Did these Packers have a champion-worthy drive in them? Apparently not when Buffalo’s only sack of the game leaves Green Bay with 4th-and-18 at its 28 and 1:15 to play. Starr drops back once more, the line holds off the Bills rush and Starr goes deep – complete! – 33 yards to Bob Long. Timeout. Green Bay has the ball on the Buffalo 39 with one minute to play.

A field goal will win it. Right now, the Packers are in Chandler’s range (2-6), but Green Bay needs a mid-range completion for a 2-8 shot and longer for give Chandler a 2-10 chance. Starr fires a short pass for Boyd Dowler – incomplete. That left 45 seconds with one timeout. Starr back again, looking for flanker Dale against weaker CB Booker Edgerson. It’s a double move, Starr throwing deep – on Buffalo’s card – complete against Edgerson’s 4 rating for 31 yards to the Buffalo 8! The field goal unit is on, the clock runs down and Chandler’s kick is up – Good! – as time expires.

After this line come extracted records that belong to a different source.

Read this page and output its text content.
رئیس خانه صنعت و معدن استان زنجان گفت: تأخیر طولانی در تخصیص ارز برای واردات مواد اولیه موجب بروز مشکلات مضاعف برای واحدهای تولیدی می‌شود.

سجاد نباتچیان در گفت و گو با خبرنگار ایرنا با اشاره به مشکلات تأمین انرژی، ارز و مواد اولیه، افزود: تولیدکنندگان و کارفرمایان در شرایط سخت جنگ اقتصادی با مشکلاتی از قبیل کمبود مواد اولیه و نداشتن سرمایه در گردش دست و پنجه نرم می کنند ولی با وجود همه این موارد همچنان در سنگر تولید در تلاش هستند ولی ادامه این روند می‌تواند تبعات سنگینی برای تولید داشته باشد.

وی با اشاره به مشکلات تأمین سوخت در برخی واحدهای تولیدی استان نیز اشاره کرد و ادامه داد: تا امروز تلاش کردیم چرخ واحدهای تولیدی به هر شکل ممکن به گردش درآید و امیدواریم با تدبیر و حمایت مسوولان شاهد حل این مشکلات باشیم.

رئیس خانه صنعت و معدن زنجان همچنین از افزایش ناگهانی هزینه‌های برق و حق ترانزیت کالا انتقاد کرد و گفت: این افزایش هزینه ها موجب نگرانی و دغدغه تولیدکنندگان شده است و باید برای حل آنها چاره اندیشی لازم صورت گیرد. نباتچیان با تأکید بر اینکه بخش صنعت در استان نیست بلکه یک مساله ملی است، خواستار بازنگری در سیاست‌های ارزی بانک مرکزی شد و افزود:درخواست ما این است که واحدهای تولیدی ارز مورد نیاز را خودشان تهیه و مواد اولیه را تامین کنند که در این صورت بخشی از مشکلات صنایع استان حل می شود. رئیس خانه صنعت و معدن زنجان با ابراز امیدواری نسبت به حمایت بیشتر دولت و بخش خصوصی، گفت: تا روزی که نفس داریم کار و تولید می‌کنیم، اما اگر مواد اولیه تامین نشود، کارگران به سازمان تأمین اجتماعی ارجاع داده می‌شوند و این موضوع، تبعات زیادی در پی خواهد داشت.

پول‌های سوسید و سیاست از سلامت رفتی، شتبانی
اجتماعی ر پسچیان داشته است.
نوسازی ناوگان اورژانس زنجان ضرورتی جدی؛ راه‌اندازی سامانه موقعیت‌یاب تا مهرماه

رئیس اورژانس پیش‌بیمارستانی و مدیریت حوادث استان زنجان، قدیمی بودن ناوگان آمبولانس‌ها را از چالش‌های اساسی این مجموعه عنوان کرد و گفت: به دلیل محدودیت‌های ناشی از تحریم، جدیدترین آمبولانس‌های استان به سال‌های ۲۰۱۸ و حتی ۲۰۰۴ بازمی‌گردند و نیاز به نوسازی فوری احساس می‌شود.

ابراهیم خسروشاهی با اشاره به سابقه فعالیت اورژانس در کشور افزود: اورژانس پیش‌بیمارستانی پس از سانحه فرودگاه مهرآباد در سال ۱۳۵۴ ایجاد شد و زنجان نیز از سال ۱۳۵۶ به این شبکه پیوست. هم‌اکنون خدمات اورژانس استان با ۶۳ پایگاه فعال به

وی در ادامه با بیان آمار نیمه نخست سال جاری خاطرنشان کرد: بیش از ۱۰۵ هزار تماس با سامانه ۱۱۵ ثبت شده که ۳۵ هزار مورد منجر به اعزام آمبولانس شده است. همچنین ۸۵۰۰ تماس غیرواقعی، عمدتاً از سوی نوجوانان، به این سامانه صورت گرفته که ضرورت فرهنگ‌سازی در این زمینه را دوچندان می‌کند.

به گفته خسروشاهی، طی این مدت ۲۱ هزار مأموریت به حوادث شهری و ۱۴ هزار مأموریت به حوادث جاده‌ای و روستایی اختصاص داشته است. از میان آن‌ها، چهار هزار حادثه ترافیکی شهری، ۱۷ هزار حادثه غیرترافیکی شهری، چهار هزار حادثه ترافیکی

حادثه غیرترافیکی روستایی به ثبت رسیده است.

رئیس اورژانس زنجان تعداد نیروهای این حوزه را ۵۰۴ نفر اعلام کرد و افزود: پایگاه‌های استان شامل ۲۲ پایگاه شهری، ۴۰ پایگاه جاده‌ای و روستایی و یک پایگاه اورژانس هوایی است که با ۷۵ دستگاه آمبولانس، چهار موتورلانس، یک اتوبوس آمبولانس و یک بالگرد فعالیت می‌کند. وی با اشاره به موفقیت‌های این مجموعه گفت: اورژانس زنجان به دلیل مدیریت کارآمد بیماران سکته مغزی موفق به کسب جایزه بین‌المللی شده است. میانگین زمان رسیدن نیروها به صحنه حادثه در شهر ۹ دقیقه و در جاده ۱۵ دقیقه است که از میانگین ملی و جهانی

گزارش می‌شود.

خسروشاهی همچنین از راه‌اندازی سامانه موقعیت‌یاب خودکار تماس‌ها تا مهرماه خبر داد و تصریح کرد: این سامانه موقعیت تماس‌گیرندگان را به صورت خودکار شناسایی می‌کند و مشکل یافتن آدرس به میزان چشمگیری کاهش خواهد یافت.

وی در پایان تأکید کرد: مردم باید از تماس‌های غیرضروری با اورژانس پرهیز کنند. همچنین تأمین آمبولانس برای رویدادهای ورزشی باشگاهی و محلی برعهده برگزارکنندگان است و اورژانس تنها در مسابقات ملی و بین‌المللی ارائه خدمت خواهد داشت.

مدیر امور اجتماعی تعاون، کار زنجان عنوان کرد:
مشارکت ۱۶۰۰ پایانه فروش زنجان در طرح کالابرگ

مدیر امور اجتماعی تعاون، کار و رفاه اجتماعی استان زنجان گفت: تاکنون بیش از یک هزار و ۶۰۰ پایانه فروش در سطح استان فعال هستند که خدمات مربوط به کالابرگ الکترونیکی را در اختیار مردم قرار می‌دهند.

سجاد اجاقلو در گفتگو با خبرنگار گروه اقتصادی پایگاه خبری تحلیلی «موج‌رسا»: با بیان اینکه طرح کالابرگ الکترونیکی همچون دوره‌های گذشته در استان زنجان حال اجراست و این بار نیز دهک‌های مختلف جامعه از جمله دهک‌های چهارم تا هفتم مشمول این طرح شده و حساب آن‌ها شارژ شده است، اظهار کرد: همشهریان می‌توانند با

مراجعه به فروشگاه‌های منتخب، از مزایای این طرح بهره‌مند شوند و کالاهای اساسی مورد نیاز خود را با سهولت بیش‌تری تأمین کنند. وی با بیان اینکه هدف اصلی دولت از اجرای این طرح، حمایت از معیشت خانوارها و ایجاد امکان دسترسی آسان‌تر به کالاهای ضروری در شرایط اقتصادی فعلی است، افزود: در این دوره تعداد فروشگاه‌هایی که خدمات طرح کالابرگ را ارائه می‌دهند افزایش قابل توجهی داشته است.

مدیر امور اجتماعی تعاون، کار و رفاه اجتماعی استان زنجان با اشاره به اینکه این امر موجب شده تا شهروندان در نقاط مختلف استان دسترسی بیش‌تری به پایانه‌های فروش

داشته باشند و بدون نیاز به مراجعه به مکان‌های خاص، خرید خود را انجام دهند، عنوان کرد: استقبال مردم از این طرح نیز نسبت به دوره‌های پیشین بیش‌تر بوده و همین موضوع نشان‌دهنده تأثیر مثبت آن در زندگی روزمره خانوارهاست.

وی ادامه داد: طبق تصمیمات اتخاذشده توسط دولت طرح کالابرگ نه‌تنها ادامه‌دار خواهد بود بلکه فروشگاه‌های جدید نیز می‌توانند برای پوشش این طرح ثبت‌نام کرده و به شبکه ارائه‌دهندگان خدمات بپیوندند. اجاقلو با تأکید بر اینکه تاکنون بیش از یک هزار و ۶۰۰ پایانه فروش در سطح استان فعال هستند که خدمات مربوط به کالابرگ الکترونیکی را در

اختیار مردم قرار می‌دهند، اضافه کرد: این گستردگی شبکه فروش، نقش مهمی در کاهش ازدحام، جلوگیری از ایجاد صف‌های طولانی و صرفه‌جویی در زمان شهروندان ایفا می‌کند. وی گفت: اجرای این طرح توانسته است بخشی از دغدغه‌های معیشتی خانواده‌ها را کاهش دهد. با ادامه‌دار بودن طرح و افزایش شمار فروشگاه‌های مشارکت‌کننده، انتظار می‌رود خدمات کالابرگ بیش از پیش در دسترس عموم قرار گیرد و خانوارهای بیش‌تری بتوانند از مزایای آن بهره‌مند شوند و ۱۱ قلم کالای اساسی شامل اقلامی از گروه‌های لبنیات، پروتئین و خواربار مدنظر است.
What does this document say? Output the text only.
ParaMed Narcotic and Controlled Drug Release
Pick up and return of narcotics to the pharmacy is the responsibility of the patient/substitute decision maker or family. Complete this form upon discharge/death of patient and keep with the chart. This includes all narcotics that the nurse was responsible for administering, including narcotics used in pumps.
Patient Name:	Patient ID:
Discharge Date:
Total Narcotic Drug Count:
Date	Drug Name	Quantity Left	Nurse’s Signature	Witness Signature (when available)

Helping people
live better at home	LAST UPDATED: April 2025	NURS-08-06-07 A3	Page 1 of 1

Green Bay wins, 23-21, duplicating its dramatic victory in the 1962 Super Bowl.

            Green Bay had outgained Buffalo, 339-118, but Warner’s kickoff-return TD and Starr’s final interception had given the Bills a chance to steal this game.

            Now, after playing “What-if?” for four Super Bowls that never were, what’s the score?

  Just like the four real NFL-AFL Super Bowls that followed the 1966-69 seasons, these four games were divided, two for each league.

  Just like the four real NFL-AFL Super Bowls, the NFL won the two games that the Packers played, and lost they two they did not.

  Unlike the real Super Bowls, none of which were close, these were settled by 1, 2, 3 and 6 points with the winning scores coming in the final minute of three games.

  If these games had really happened, the American Football League would have been acknowledged as worthy of the National Football League much sooner – and perhaps the Super Bowl would never have gained its reputation for one-sided games.